Nesses dias, fui dar aula para um grupo de
pais, sobre paternidade e educação, e fiz a seguinte pergunta para o grupo de
25 homens, entre mais jovens, que estão tendo filhos agora, e outros mais
velhos, que já têm filhos maiores: quem sai do trabalho na hora certa? Ninguém
levantou a mão. Todos chegavam duas ou três horas depois do horário de saída
regulamentar. Atualmente, isso vale para corporações, bancos, escritórios de
serviços… e não se recebe hora extra. Uma pessoa que conheço, professora, foi
contratada recentemente para trabalhar numa escola e o contrato de trabalho
diário foi de 10 horas. Ou seja, estamos avançando para o modelo China, leia-se
escravidão, e ainda com as reformas ou antes a destruição, das leis
trabalhistas no Brasil, isso tende a piorar.

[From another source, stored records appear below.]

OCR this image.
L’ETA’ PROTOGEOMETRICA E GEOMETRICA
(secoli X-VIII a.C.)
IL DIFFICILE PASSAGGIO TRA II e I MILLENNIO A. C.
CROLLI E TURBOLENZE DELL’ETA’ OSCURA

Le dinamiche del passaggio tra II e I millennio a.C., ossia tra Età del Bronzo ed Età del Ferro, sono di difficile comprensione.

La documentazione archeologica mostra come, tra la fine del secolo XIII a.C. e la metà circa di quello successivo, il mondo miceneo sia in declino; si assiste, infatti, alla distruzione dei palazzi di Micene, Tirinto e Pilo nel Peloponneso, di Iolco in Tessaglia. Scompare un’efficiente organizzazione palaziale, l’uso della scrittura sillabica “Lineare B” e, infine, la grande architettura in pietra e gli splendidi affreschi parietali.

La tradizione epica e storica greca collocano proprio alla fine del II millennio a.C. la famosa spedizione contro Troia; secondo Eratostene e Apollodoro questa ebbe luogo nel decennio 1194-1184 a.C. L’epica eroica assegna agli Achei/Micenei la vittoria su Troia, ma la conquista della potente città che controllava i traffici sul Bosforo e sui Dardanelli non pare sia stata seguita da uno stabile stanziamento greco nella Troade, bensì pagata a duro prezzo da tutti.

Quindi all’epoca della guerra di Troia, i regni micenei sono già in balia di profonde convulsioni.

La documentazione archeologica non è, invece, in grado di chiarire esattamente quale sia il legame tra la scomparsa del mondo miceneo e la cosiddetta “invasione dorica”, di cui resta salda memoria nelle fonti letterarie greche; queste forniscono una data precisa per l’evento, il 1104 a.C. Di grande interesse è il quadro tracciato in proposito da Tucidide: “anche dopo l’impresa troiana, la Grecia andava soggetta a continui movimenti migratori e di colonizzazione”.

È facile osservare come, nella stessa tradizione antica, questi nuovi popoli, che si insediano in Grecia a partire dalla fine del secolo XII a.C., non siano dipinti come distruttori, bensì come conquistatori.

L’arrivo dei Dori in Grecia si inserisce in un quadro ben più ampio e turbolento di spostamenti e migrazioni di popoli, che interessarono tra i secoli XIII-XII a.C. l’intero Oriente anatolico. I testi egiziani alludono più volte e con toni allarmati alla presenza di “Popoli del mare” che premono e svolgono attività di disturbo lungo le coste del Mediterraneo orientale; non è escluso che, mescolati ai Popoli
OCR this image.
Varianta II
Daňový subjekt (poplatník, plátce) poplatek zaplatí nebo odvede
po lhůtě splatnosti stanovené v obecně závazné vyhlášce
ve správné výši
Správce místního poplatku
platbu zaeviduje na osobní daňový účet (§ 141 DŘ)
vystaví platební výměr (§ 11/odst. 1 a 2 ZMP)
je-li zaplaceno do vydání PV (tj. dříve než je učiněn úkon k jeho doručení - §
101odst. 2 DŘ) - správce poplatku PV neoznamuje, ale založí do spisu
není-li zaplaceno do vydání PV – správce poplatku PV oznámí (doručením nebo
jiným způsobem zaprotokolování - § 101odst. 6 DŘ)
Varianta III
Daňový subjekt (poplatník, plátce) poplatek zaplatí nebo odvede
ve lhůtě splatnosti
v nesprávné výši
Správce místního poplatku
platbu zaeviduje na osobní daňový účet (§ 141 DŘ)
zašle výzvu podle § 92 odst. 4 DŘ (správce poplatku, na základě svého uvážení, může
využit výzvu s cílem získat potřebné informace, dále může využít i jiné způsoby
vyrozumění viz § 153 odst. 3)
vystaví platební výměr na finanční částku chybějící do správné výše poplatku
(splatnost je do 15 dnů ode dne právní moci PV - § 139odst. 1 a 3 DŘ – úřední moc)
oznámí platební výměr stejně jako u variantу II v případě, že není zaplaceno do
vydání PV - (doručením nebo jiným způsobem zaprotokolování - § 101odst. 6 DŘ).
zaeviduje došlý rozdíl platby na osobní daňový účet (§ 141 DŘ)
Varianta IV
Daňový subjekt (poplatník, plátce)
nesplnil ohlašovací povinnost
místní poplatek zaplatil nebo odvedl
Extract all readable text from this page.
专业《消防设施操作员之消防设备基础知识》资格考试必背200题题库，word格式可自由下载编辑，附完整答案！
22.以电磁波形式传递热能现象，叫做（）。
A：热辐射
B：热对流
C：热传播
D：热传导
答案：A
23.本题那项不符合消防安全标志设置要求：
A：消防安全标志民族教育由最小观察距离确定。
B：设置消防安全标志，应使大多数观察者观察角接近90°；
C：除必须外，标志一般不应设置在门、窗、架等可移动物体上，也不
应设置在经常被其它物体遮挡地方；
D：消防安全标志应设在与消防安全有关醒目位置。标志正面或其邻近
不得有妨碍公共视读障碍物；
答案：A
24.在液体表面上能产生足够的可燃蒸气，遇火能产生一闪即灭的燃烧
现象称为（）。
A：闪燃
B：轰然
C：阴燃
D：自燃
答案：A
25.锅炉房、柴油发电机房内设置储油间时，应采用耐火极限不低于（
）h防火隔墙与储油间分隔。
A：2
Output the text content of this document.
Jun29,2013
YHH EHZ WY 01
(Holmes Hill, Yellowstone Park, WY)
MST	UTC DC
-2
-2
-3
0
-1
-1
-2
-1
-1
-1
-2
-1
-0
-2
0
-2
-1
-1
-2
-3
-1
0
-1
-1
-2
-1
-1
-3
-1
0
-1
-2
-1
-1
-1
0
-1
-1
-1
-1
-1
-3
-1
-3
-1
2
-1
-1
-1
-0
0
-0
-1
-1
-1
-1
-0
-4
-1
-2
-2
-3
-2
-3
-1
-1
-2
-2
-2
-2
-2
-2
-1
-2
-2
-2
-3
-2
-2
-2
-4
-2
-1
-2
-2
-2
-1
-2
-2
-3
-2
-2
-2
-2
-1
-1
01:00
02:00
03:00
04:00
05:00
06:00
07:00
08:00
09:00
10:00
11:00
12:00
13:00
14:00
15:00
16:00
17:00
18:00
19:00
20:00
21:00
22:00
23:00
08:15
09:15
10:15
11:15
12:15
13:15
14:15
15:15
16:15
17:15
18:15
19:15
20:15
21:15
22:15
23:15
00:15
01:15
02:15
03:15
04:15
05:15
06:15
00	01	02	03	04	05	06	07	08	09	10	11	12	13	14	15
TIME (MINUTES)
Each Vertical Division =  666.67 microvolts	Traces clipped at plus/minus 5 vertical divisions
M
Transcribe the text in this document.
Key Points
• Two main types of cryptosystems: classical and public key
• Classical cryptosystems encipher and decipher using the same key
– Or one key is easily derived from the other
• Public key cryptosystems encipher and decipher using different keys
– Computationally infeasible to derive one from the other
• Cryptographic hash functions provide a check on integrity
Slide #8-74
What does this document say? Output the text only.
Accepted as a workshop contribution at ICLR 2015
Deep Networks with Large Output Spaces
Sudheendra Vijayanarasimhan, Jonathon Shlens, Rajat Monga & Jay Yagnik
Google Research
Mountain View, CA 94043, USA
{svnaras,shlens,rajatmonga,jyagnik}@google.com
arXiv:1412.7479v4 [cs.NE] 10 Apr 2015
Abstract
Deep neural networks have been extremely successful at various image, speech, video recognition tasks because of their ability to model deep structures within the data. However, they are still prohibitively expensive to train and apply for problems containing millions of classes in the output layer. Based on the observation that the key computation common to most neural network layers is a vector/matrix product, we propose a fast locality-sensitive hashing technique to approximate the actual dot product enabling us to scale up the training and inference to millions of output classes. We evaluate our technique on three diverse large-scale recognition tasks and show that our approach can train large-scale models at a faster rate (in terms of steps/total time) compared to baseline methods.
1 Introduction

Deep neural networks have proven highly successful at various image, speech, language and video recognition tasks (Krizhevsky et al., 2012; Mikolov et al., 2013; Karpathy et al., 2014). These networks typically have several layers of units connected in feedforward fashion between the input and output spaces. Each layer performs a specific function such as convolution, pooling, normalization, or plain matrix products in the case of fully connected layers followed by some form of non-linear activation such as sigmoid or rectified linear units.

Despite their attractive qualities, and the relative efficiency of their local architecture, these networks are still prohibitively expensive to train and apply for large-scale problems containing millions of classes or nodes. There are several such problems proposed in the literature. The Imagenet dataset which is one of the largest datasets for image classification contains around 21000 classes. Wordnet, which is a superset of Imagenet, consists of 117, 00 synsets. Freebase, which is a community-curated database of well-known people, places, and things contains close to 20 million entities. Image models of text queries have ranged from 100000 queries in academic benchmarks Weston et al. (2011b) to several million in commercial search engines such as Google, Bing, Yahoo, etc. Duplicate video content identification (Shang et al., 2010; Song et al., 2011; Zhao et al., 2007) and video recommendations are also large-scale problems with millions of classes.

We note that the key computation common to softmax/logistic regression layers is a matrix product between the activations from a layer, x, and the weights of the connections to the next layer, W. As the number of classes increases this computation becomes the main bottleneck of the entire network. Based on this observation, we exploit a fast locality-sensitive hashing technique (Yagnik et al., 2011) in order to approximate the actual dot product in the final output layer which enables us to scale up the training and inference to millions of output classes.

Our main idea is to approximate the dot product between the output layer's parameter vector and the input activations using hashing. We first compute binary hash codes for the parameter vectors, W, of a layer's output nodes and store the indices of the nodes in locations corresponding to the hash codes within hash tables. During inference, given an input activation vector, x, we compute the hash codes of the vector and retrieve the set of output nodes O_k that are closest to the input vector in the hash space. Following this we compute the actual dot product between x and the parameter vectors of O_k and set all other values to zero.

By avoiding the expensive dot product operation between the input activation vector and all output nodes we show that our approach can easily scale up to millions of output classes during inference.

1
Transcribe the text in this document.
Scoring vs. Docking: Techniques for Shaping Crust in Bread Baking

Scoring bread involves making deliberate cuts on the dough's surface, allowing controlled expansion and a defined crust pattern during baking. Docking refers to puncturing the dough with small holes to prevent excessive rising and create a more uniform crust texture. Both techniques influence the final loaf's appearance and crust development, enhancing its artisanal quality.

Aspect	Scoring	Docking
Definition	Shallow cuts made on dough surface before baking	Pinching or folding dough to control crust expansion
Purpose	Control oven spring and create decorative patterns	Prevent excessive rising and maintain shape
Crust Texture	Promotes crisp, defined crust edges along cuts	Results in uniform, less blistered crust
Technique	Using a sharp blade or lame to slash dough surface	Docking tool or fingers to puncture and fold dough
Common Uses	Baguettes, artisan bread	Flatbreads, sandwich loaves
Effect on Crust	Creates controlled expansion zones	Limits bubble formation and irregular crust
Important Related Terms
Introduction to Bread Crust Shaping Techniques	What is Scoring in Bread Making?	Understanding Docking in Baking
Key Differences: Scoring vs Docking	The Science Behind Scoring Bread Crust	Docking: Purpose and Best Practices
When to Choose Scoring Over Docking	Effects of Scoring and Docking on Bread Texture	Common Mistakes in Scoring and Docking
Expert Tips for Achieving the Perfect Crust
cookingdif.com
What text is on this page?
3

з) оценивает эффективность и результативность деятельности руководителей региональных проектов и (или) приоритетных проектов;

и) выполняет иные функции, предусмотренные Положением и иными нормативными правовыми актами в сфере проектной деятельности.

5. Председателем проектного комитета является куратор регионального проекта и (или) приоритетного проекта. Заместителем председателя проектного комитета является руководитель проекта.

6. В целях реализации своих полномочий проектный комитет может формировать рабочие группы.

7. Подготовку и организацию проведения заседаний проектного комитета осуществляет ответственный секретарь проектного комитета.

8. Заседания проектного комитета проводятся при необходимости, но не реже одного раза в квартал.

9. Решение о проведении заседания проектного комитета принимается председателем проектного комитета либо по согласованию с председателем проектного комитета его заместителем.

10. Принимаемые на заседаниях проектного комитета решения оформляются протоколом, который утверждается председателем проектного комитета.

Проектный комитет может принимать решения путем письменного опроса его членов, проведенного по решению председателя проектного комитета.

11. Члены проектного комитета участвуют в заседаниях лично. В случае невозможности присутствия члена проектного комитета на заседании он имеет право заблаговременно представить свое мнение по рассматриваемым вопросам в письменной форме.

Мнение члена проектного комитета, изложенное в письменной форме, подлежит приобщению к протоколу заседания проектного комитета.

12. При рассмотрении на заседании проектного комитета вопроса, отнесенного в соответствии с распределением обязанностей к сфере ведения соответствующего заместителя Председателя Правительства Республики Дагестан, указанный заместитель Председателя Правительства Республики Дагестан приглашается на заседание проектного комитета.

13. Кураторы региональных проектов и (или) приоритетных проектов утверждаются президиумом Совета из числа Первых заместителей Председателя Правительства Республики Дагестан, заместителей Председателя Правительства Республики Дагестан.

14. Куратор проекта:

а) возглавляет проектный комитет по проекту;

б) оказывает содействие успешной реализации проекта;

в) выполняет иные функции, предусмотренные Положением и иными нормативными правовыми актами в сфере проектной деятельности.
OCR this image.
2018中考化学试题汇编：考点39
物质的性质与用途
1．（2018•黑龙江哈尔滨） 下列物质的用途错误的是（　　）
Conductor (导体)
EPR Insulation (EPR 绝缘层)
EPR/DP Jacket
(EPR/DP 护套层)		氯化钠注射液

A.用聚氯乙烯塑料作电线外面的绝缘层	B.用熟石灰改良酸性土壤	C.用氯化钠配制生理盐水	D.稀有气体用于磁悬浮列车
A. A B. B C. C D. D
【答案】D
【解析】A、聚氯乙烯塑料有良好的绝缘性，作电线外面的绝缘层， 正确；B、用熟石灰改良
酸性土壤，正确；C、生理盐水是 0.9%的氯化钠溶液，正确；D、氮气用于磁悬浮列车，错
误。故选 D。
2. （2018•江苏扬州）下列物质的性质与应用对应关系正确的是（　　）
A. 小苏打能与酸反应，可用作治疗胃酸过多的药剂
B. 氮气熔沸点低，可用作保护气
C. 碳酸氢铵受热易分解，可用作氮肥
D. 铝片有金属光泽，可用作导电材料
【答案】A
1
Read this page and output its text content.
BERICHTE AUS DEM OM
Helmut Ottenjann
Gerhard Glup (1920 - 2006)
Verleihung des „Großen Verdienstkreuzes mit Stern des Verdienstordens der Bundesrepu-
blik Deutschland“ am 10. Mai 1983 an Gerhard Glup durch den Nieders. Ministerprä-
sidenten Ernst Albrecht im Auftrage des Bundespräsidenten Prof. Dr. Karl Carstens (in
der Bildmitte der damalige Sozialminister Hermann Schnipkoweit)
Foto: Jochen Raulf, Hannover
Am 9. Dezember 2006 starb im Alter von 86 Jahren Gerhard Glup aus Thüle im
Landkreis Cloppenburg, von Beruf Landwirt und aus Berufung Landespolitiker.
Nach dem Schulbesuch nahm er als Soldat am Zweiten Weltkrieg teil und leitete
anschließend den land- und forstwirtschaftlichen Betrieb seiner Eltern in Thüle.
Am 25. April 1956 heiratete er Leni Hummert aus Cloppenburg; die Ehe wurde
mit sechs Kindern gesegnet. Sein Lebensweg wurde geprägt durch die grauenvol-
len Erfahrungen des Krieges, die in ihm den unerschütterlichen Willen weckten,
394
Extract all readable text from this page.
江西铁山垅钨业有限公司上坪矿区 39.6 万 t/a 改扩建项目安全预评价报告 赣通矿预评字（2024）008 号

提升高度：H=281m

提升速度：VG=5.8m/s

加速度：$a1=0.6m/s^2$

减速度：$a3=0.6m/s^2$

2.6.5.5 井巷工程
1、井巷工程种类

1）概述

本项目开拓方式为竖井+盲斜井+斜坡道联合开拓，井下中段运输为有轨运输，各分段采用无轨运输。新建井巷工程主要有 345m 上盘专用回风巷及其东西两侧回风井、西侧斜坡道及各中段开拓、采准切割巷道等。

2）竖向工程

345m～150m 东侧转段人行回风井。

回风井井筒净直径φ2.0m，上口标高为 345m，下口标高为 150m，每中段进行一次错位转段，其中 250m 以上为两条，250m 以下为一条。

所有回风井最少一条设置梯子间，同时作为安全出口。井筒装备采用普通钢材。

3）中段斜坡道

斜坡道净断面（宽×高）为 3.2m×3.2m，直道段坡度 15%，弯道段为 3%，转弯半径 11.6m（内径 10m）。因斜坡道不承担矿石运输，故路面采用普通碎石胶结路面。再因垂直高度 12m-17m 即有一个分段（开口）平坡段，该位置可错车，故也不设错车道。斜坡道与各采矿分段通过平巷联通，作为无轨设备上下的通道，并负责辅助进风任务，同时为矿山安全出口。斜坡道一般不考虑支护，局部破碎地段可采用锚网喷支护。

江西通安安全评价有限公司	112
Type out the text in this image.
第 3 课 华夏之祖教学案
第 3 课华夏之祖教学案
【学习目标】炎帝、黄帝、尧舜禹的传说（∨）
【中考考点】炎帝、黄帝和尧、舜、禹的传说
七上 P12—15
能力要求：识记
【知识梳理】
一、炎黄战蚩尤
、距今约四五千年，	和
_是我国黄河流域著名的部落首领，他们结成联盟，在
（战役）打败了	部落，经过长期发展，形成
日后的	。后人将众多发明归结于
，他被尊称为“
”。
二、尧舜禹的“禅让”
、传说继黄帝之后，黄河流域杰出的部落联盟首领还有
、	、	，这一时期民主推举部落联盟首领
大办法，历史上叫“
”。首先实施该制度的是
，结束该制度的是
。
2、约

E se pensarmos que apenas empregados,
funcionários, contratados, não podem dispor do próprio tempo e têm cada vez
menos oportunidade de conviver com a família, passear ou simplesmente
descansar, não é verdade. Os altos executivos, os empresários, os empregadores
também – às vezes não por obrigatoriedade externa, mas por ganância interna de
ter sempre mais – não dispõem de tempo. Para si mesmos, para os seus, para
simplesmente serem…
Homens e mulheres, jovens e velhos e mesmo as
crianças pequenas hoje não têm o dom mais precioso da vida: tempo.
Não há tempo para amar, para conviver, para
meditar, para cuidar do outro, para contemplar a natureza e não há tempo para
trabalhar no que se gosta, no que dá prazer, no que faz sentido. Não há tempo
para aprender, conhecer, refletir e termos uma visão mais crítica desse mundo,
com tanta falta de tempo.
Estamos enredados numa luta insana pela
sobrevivência, estamos numa maratona de conquistas materiais – às vezes,
precisamos correr assim para termos o básico (e assim se mostra o caráter
exploratório e opressor da sociedade capitalista), – às vezes, corremos porque
queremos todo tipo de supérfluo: que pode ser bens de consumo, prazeres
materiais, poder, status… (e assim se mostra o caráter materialista e hedonista
da nossa sociedade capitalista).
Ora, qualidade de vida requer tempo. Amor
requer tempo. Conhecimento requer tempo. Por isso adoecemos tanto
psiquicamente, por isso as relações hoje estão tão líquidas, como dizia o recém
falecido Sygmunt Bauman, por isso as barbaridades e superficialidades postadas
aos montes na internet. Sem tempo, não se vive de fato. Sem tempo, não
conseguimos cultivar relações profundas. Sem tempo, não sabemos nada. Apenas
ficamos em achismos muito ralos.
Então, o que fazer? Como desacelerar? Como
criar raízes e não permanecermos mais no vácuo da correria sem rumo?
É preciso em primeiro lugar reconhecermos o que
está nos acontecendo; segundo, aprendermos a escolher formas de vida mais em
consonância com o ritmo humano, mesmo que isso signifique alguns prejuízos
materiais. No Japão, em que a loucura devotada às empresas atinge o extremo, já
há gente morrendo, literalmente, de cansaço: a pessoa simplesmente apaga.
Em terceiro, é bom meditarmos, orarmos,
estarmos com os que amamos, procurarmos refúgios da natureza.
E no campo do conhecimento, é urgente pararmos
de reproduzir coisas, cuja origem não checamos, cuja veracidade não podemos
verificar, cuja autoria não sabemos ao certo de quem é… (Deus, o que temos de
Clarice Linspector, Platão e Drummond falando trivialidades de autoajuda na
internet!!). É urgente aprendermos a nos movimentar no oceano de informações
desencontradas que estão nas redes, muitas com fontes bastante duvidosas…
Assim, a educação de agora em diante deve ser
uma educação que permita o ser humano olhar-se, conhecer-se, cultivar-se,
trabalhar suas próprias convicções, com conhecimento e razão, experiência e
diálogo plural. Deve ser uma educação que ensine a meditar e contemplar, poetar
e tocar música, além das tecnologias, dos start ups, das redes sociais…
Deve ser uma educação não de conteúdos prontos,
mas de discernimento quanto à validade dos conteúdos.
Estamos agora num momento nebuloso no Brasil e
no mundo: retrocessos clamorosos na educação, nas leis trabalhistas, na
democracia – o que talvez nos roube momentaneamente mais tempo, mais energia,
mais dedicação, para consertarmos o que está sendo desconstruído.
Respiremos fundo, confiemos no tempo e
trabalhemos com vagar e segurança, com discernimento e esperança para caminharmos
para um tempo em que todos os seres humanos tenham tempo de ser gente.